Strona:Pisma VI (Aleksander Świętochowski).djvu/147

Z Wikiźródeł, wolnej biblioteki
Ta strona została uwierzytelniona.

Jadwiga. Żadne poświęcenie, jeśli cię ojcze, lubi.
Aloizy (z ironią). Mnie lubi — chyba by nie był sobą, śmiałym, szczerym i wolnomyślnym człowiekiem. A może mu o mnie powiedziałaś za wiele?
Jadwiga (z westchnieniem). Za mało. Nie wie, co myślisz i co w Dzienniku pisujesz.
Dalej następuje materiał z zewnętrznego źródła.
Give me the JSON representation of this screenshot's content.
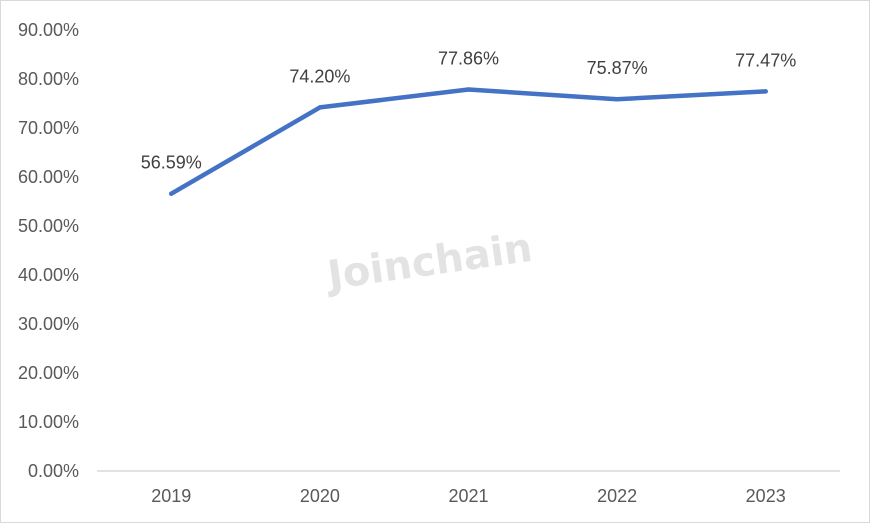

Aloizy. To lepiej. Dziś z nim widzieć się nie będę, bo mi każde spotkanie u pryncypałów szkodzi, bo mógłbym się z czemś niepotrzebnem wymówić, bo wreszcie go nie cierpię za to, że takim jest, jakim ja być chciałbym. Tylko jeśli przyjdzie, ostrzeż go, że marnie zginie. On nie wie, kogo do walki wyzwał. Niedługo może miejsce po jego księgarni zaorzą... Niech lepiej robak wstąpi w moje ślady, przynajmniej będzie miał za co dziecko sobie inaczej wychować. Sam niech zmilknie — niech się każe przekuć w jezuickiej kuźni! Szaleniec — czego mu się zachciewa! W Krakowie z Krakowem się potykać!... (we drzwiach) Powiedz mu to — bo ja idę do swojej obroży...
Służąca (wchodząc). Pan Bielak.
Jadwiga (szyderczo). Miła niespodzianka. Zamiast bohatera łotr.
Aloizy. Proś. (służąca wychodzi) Wizyta znacząca. Tego psa pan hrabia tylko w większej obławie puszcza.
Jadwiga. Odejdę, ojcze, do twego pokoju i wyszukam sprawozdanie o Indyach.